Hukum
“Hukum
Indonesia”
Hukum
Indonesia
Hukum di Indonesia
merupakan campuran dari sistem hukum hukum Eropa, hukum Agama dan hukum Adat.
Sebagian besar sistem yang dianut, baik perdata maupun pidana, berbasis pada hukum
Eropa kontinental, khususnya dari Belanda karena aspek sejarah masa lalu
Indonesia yang merupakan wilayah jajahan dengan sebutan Hindia Belanda (Nederlandsch-Indie).

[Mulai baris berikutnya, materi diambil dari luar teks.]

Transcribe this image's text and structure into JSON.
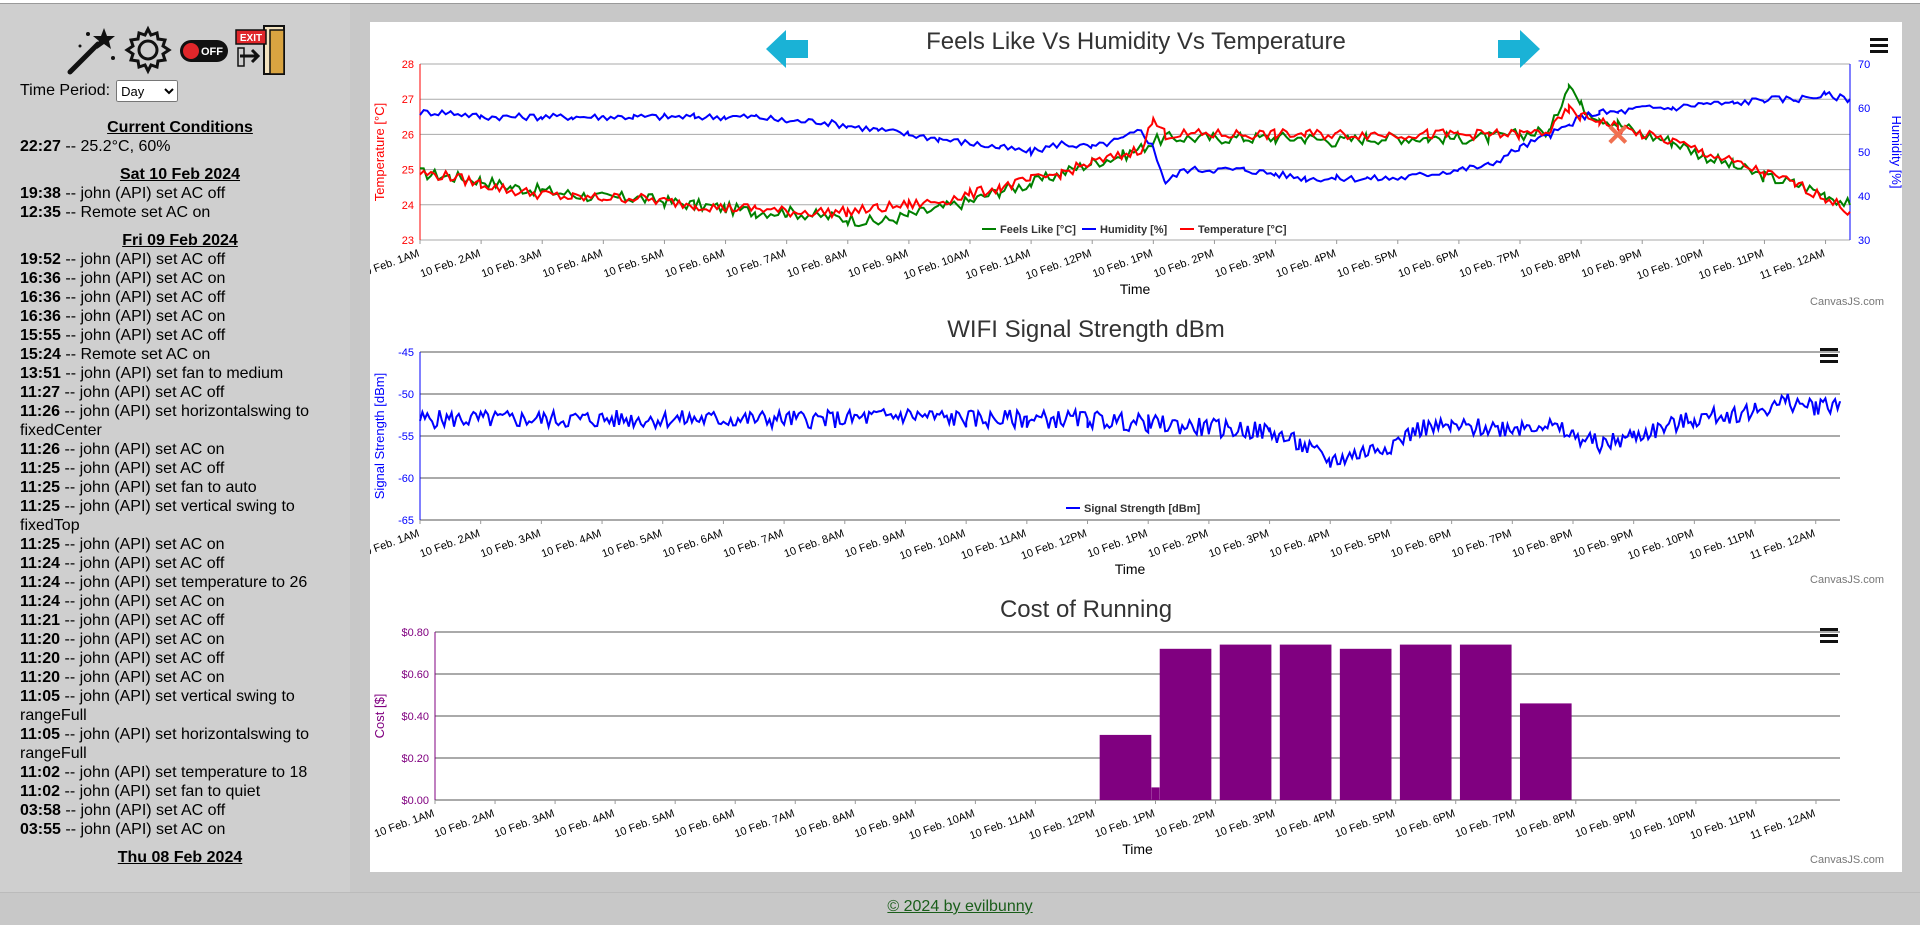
{
  "sidebar": {
    "toolbar": [
      {
        "name": "magic-wand-icon"
      },
      {
        "name": "gear-icon"
      },
      {
        "name": "power-off-icon",
        "label": "OFF"
      },
      {
        "name": "exit-icon",
        "label": "EXIT"
      }
    ],
    "time_period_label": "Time Period:",
    "time_period_value": "Day",
    "current_conditions_header": "Current Conditions",
    "current_conditions": {
      "time": "22:27",
      "text": " -- 25.2°C, 60%"
    },
    "days": [
      {
        "header": "Sat 10 Feb 2024",
        "entries": [
          {
            "time": "19:38",
            "text": " -- john (API) set AC off"
          },
          {
            "time": "12:35",
            "text": " -- Remote set AC on"
          }
        ]
      },
      {
        "header": "Fri 09 Feb 2024",
        "entries": [
          {
            "time": "19:52",
            "text": " -- john (API) set AC off"
          },
          {
            "time": "16:36",
            "text": " -- john (API) set AC on"
          },
          {
            "time": "16:36",
            "text": " -- john (API) set AC off"
          },
          {
            "time": "16:36",
            "text": " -- john (API) set AC on"
          },
          {
            "time": "15:55",
            "text": " -- john (API) set AC off"
          },
          {
            "time": "15:24",
            "text": " -- Remote set AC on"
          },
          {
            "time": "13:51",
            "text": " -- john (API) set fan to medium"
          },
          {
            "time": "11:27",
            "text": " -- john (API) set AC off"
          },
          {
            "time": "11:26",
            "text": " -- john (API) set horizontalswing to fixedCenter"
          },
          {
            "time": "11:26",
            "text": " -- john (API) set AC on"
          },
          {
            "time": "11:25",
            "text": " -- john (API) set AC off"
          },
          {
            "time": "11:25",
            "text": " -- john (API) set fan to auto"
          },
          {
            "time": "11:25",
            "text": " -- john (API) set vertical swing to fixedTop"
          },
          {
            "time": "11:25",
            "text": " -- john (API) set AC on"
          },
          {
            "time": "11:24",
            "text": " -- john (API) set AC off"
          },
          {
            "time": "11:24",
            "text": " -- john (API) set temperature to 26"
          },
          {
            "time": "11:24",
            "text": " -- john (API) set AC on"
          },
          {
            "time": "11:21",
            "text": " -- john (API) set AC off"
          },
          {
            "time": "11:20",
            "text": " -- john (API) set AC on"
          },
          {
            "time": "11:20",
            "text": " -- john (API) set AC off"
          },
          {
            "time": "11:20",
            "text": " -- john (API) set AC on"
          },
          {
            "time": "11:05",
            "text": " -- john (API) set vertical swing to rangeFull"
          },
          {
            "time": "11:05",
            "text": " -- john (API) set horizontalswing to rangeFull"
          },
          {
            "time": "11:02",
            "text": " -- john (API) set temperature to 18"
          },
          {
            "time": "11:02",
            "text": " -- john (API) set fan to quiet"
          },
          {
            "time": "03:58",
            "text": " -- john (API) set AC off"
          },
          {
            "time": "03:55",
            "text": " -- john (API) set AC on"
          }
        ]
      },
      {
        "header": "Thu 08 Feb 2024",
        "entries": []
      }
    ]
  },
  "footer": {
    "text": "© 2024 by evilbunny"
  },
  "credit": "CanvasJS.com",
  "colors": {
    "temperature": "#ff0000",
    "humidity": "#0000ff",
    "feels_like": "#008000",
    "cost": "#800080",
    "arrow": "#1ab2d6"
  },
  "chart_data": [
    {
      "type": "line",
      "title": "Feels Like Vs Humidity Vs Temperature",
      "xlabel": "Time",
      "ylabel": "Temperature [°C]",
      "y2label": "Humidity [%]",
      "ylim": [
        23,
        28
      ],
      "y2lim": [
        30,
        70
      ],
      "yticks": [
        23,
        24,
        25,
        26,
        27,
        28
      ],
      "y2ticks": [
        30,
        40,
        50,
        60,
        70
      ],
      "x_ticks": [
        "10 Feb. 1AM",
        "10 Feb. 2AM",
        "10 Feb. 3AM",
        "10 Feb. 4AM",
        "10 Feb. 5AM",
        "10 Feb. 6AM",
        "10 Feb. 7AM",
        "10 Feb. 8AM",
        "10 Feb. 9AM",
        "10 Feb. 10AM",
        "10 Feb. 11AM",
        "10 Feb. 12PM",
        "10 Feb. 1PM",
        "10 Feb. 2PM",
        "10 Feb. 3PM",
        "10 Feb. 4PM",
        "10 Feb. 5PM",
        "10 Feb. 6PM",
        "10 Feb. 7PM",
        "10 Feb. 8PM",
        "10 Feb. 9PM",
        "10 Feb. 10PM",
        "10 Feb. 11PM",
        "11 Feb. 12AM"
      ],
      "x_hours": [
        0,
        0.5,
        1,
        1.5,
        2,
        2.5,
        3,
        3.5,
        4,
        4.5,
        5,
        5.5,
        6,
        6.5,
        7,
        7.5,
        8,
        8.5,
        9,
        9.5,
        10,
        10.5,
        11,
        11.5,
        11.8,
        12,
        12.2,
        12.5,
        13,
        13.5,
        14,
        14.5,
        15,
        15.5,
        16,
        16.5,
        17,
        17.5,
        18,
        18.5,
        18.8,
        19,
        19.3,
        19.6,
        20,
        20.5,
        21,
        21.5,
        22,
        22.5,
        23,
        23.4
      ],
      "legend": [
        "Feels Like [°C]",
        "Humidity [%]",
        "Temperature [°C]"
      ],
      "legend_position": "bottom",
      "series": [
        {
          "name": "Feels Like [°C]",
          "axis": "left",
          "values": [
            24.9,
            24.8,
            24.7,
            24.5,
            24.4,
            24.3,
            24.2,
            24.2,
            24.1,
            24.0,
            23.9,
            23.8,
            23.8,
            23.7,
            23.6,
            23.5,
            23.7,
            23.9,
            24.1,
            24.4,
            24.6,
            24.9,
            25.2,
            25.4,
            25.6,
            25.8,
            25.9,
            25.9,
            25.9,
            25.9,
            25.9,
            25.9,
            25.8,
            25.9,
            25.9,
            25.9,
            25.9,
            25.9,
            26.0,
            26.1,
            27.5,
            26.8,
            26.5,
            26.3,
            26.0,
            25.8,
            25.4,
            25.1,
            24.8,
            24.6,
            24.3,
            24.0
          ]
        },
        {
          "name": "Humidity [%]",
          "axis": "right",
          "values": [
            59,
            59,
            58,
            58,
            58,
            58,
            58,
            58,
            58,
            58,
            58,
            58,
            57,
            57,
            56,
            55,
            54,
            53,
            52,
            51,
            50,
            52,
            51,
            53,
            55,
            51,
            43,
            46,
            46,
            46,
            45,
            44,
            44,
            44,
            44,
            45,
            46,
            47,
            51,
            54,
            56,
            58,
            59,
            59,
            60,
            60,
            61,
            61,
            62,
            62,
            63,
            62
          ]
        },
        {
          "name": "Temperature [°C]",
          "axis": "left",
          "values": [
            24.9,
            24.8,
            24.6,
            24.4,
            24.3,
            24.2,
            24.2,
            24.2,
            24.1,
            24.0,
            23.9,
            23.9,
            23.8,
            23.8,
            23.8,
            23.9,
            24.0,
            24.1,
            24.3,
            24.5,
            24.7,
            24.9,
            25.2,
            25.4,
            25.6,
            26.4,
            26.0,
            26.0,
            26.0,
            26.0,
            26.0,
            26.0,
            26.0,
            26.0,
            26.0,
            26.0,
            26.0,
            26.0,
            26.0,
            26.1,
            26.7,
            26.5,
            26.4,
            26.2,
            26.0,
            25.8,
            25.5,
            25.2,
            24.9,
            24.6,
            24.2,
            23.8
          ]
        }
      ]
    },
    {
      "type": "line",
      "title": "WIFI Signal Strength dBm",
      "xlabel": "Time",
      "ylabel": "Signal Strength [dBm]",
      "ylim": [
        -65,
        -45
      ],
      "yticks": [
        -65,
        -60,
        -55,
        -50,
        -45
      ],
      "x_ticks": [
        "10 Feb. 1AM",
        "10 Feb. 2AM",
        "10 Feb. 3AM",
        "10 Feb. 4AM",
        "10 Feb. 5AM",
        "10 Feb. 6AM",
        "10 Feb. 7AM",
        "10 Feb. 8AM",
        "10 Feb. 9AM",
        "10 Feb. 10AM",
        "10 Feb. 11AM",
        "10 Feb. 12PM",
        "10 Feb. 1PM",
        "10 Feb. 2PM",
        "10 Feb. 3PM",
        "10 Feb. 4PM",
        "10 Feb. 5PM",
        "10 Feb. 6PM",
        "10 Feb. 7PM",
        "10 Feb. 8PM",
        "10 Feb. 9PM",
        "10 Feb. 10PM",
        "10 Feb. 11PM",
        "11 Feb. 12AM"
      ],
      "x_hours": [
        0,
        1,
        2,
        3,
        4,
        5,
        6,
        7,
        8,
        9,
        10,
        11,
        12,
        13,
        14,
        14.5,
        15,
        15.5,
        16,
        16.5,
        17,
        18,
        18.5,
        19,
        19.5,
        20,
        20.5,
        21,
        21.5,
        22,
        22.5,
        23,
        23.4
      ],
      "legend": [
        "Signal Strength [dBm]"
      ],
      "legend_position": "bottom",
      "series": [
        {
          "name": "Signal Strength [dBm]",
          "values": [
            -53,
            -53,
            -53,
            -53,
            -53,
            -53,
            -53,
            -53,
            -52.5,
            -53,
            -53,
            -53,
            -53.5,
            -54,
            -54.5,
            -56,
            -58,
            -57,
            -56,
            -54,
            -54,
            -54,
            -53.5,
            -55,
            -56,
            -55,
            -54,
            -53,
            -52.5,
            -52,
            -51,
            -51.5,
            -51
          ]
        }
      ]
    },
    {
      "type": "bar",
      "title": "Cost of Running",
      "xlabel": "Time",
      "ylabel": "Cost [$]",
      "ylim": [
        0,
        0.8
      ],
      "yticks": [
        "$0.00",
        "$0.20",
        "$0.40",
        "$0.60",
        "$0.80"
      ],
      "x_ticks": [
        "10 Feb. 1AM",
        "10 Feb. 2AM",
        "10 Feb. 3AM",
        "10 Feb. 4AM",
        "10 Feb. 5AM",
        "10 Feb. 6AM",
        "10 Feb. 7AM",
        "10 Feb. 8AM",
        "10 Feb. 9AM",
        "10 Feb. 10AM",
        "10 Feb. 11AM",
        "10 Feb. 12PM",
        "10 Feb. 1PM",
        "10 Feb. 2PM",
        "10 Feb. 3PM",
        "10 Feb. 4PM",
        "10 Feb. 5PM",
        "10 Feb. 6PM",
        "10 Feb. 7PM",
        "10 Feb. 8PM",
        "10 Feb. 9PM",
        "10 Feb. 10PM",
        "10 Feb. 11PM",
        "11 Feb. 12AM"
      ],
      "bars": [
        {
          "hour": 11.5,
          "value": 0.31
        },
        {
          "hour": 12.0,
          "value": 0.06
        },
        {
          "hour": 12.5,
          "value": 0.72
        },
        {
          "hour": 13.5,
          "value": 0.74
        },
        {
          "hour": 14.5,
          "value": 0.74
        },
        {
          "hour": 15.5,
          "value": 0.72
        },
        {
          "hour": 16.5,
          "value": 0.74
        },
        {
          "hour": 17.5,
          "value": 0.74
        },
        {
          "hour": 18.5,
          "value": 0.46
        }
      ]
    }
  ]
}
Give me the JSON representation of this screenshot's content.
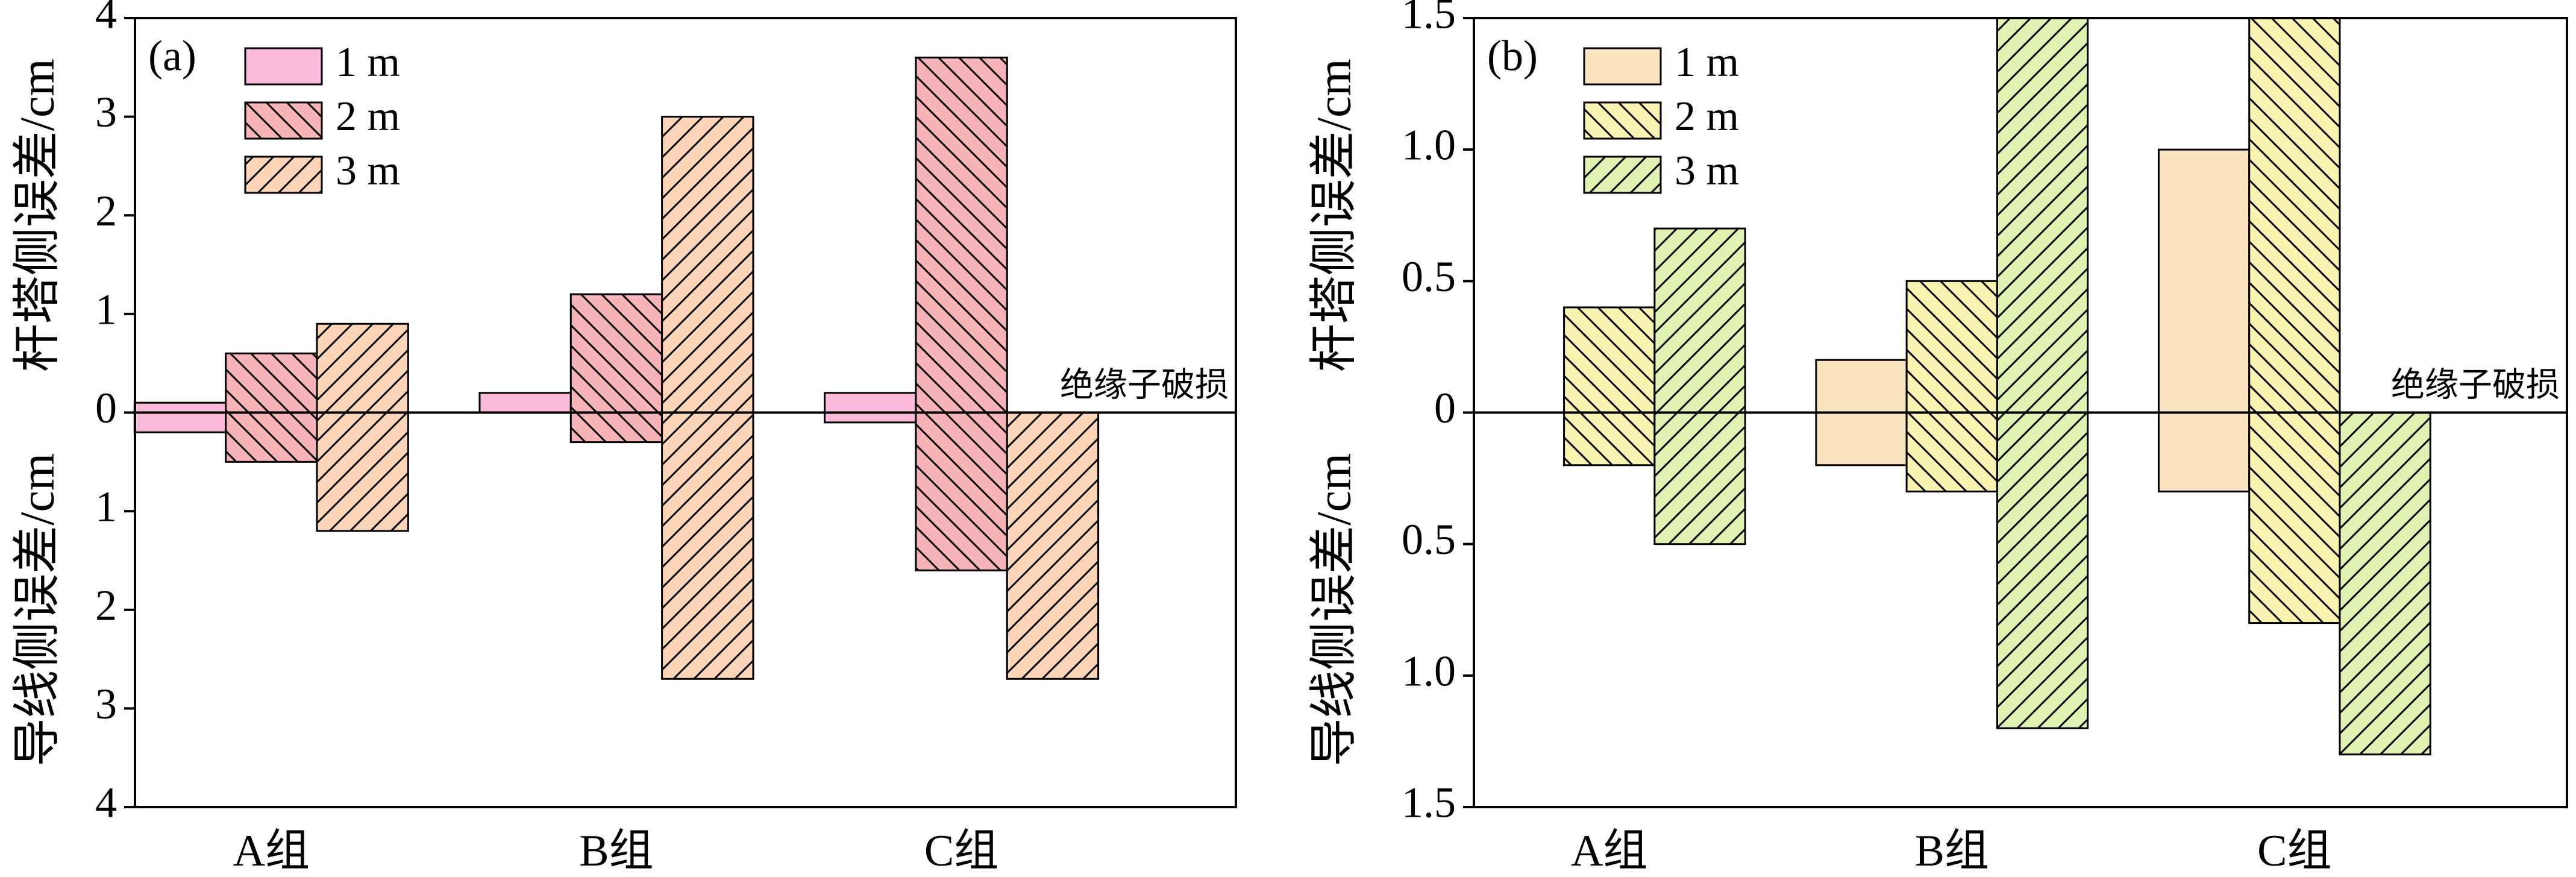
{
  "chart_data": [
    {
      "type": "bar",
      "panel_label": "(a)",
      "categories": [
        "A组",
        "B组",
        "C组"
      ],
      "y_label_upper": "杆塔侧误差/cm",
      "y_label_lower": "导线侧误差/cm",
      "annotation": "绝缘子破损",
      "ylim": [
        -4,
        4
      ],
      "yticks": [
        {
          "value": -4,
          "label": "4"
        },
        {
          "value": -3,
          "label": "3"
        },
        {
          "value": -2,
          "label": "2"
        },
        {
          "value": -1,
          "label": "1"
        },
        0,
        1,
        2,
        3,
        4
      ],
      "series": [
        {
          "name": "1 m",
          "color": "#f9b9d9",
          "hatch": "none",
          "values": [
            0.1,
            0.2,
            0.2
          ],
          "lower_values": [
            -0.2,
            0,
            -0.1
          ]
        },
        {
          "name": "2 m",
          "color": "#f7b4b8",
          "hatch": "back",
          "values": [
            0.6,
            1.2,
            3.6
          ],
          "lower_values": [
            -0.5,
            -0.3,
            -1.6
          ]
        },
        {
          "name": "3 m",
          "color": "#fcd4b7",
          "hatch": "forward",
          "values": [
            0.9,
            3.0,
            0
          ],
          "lower_values": [
            -1.2,
            -2.7,
            -2.7
          ]
        }
      ]
    },
    {
      "type": "bar",
      "panel_label": "(b)",
      "categories": [
        "A组",
        "B组",
        "C组"
      ],
      "y_label_upper": "杆塔侧误差/cm",
      "y_label_lower": "导线侧误差/cm",
      "annotation": "绝缘子破损",
      "ylim": [
        -1.5,
        1.5
      ],
      "yticks": [
        {
          "value": -1.5,
          "label": "1.5"
        },
        {
          "value": -1.0,
          "label": "1.0"
        },
        {
          "value": -0.5,
          "label": "0.5"
        },
        0,
        0.5,
        {
          "value": 1.0,
          "label": "1.0"
        },
        1.5
      ],
      "series": [
        {
          "name": "1 m",
          "color": "#fbe4c0",
          "hatch": "none",
          "values": [
            0,
            0.2,
            1.0
          ],
          "lower_values": [
            0,
            -0.2,
            -0.3
          ]
        },
        {
          "name": "2 m",
          "color": "#f9f3b2",
          "hatch": "back",
          "values": [
            0.4,
            0.5,
            1.5
          ],
          "lower_values": [
            -0.2,
            -0.3,
            -0.8
          ]
        },
        {
          "name": "3 m",
          "color": "#dff2b2",
          "hatch": "forward",
          "values": [
            0.7,
            1.5,
            0
          ],
          "lower_values": [
            -0.5,
            -1.2,
            -1.3
          ]
        }
      ]
    }
  ]
}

Hukum Agama, karena sebagian besar masyarakat Indonesia menganut Islam,
maka dominasi hukum atau Syari'at Islam lebih banyak terutama di bidang
perkawinan, kekeluargaan dan warisan. Selain itu, di Indonesia juga berlaku
sistem hukum Adat yang diserap dalam perundang-undangan atau
yurisprudensi,[1]
yang merupakan penerusan dari aturan-aturan setempat dari masyarakat dan
budaya-budaya yang ada di wilayah Nusantara.
Hukum perdata Indonesia
Hukum adalah sekumpulan peraturan yang berisi perintah
dan larangan yang dibuat oleh pihak yang berwenang sehingga dapat dipaksakan
pemberlakuannya berfungsi untuk mengatur masyarakat demi terciptanya ketertiban
disertai dengan sanksi bagi pelanggarnya
Salah satu bidang hukum yang
mengatur hak dan kewajiban yang dimiliki pada subyek hukum
dan hubungan antara subyek hukum. Hukum perdata
disebut pula hukum
privat atau hukum sipil sebagai lawan dari hukum publik. Jika hukum publik
mengatur hal-hal yang berkaitan dengan negara serta
kepentingan umum (missal`1`nya
politik
dan pemilu
(hukum tata negara), kegiatan pemerintahan sehari-hari (hukum administrasi atau
tata usaha negara),
kejahatan (hukum pidana), maka hukum perdata mengatur hubungan antara penduduk atau warga negara
sehari-hari, seperti misalnya kedewasaan seseorang, perkawinan, perceraian,
kematian, pewarisan, harta benda, kegiatan usaha dan tindakan-tindakan yang
bersifat perdata lainnya.
Ada beberapa sistem hukum yang
berlaku di dunia
dan perbedaan sistem hukum tersebut juga memengaruhi bidang hukum perdata,
antara lain sistem hukum Anglo-Saxon (yaitu sistem hukum yang berlaku di
Kerajaan Inggris Raya dan negara-negara persemakmuran atau negara-negara yang
terpengaruh oleh Inggris,
misalnya Amerika
Serikat), sistem hukum Eropa kontinental, sistem hukum komunis, sistem hukum Islam
dan sistem-sistem hukum lainnya. Hukum perdata di Indonesia didasarkan pada
hukum perdata di Belanda,
khususnya hukum perdata Belanda pada masa penjajahan.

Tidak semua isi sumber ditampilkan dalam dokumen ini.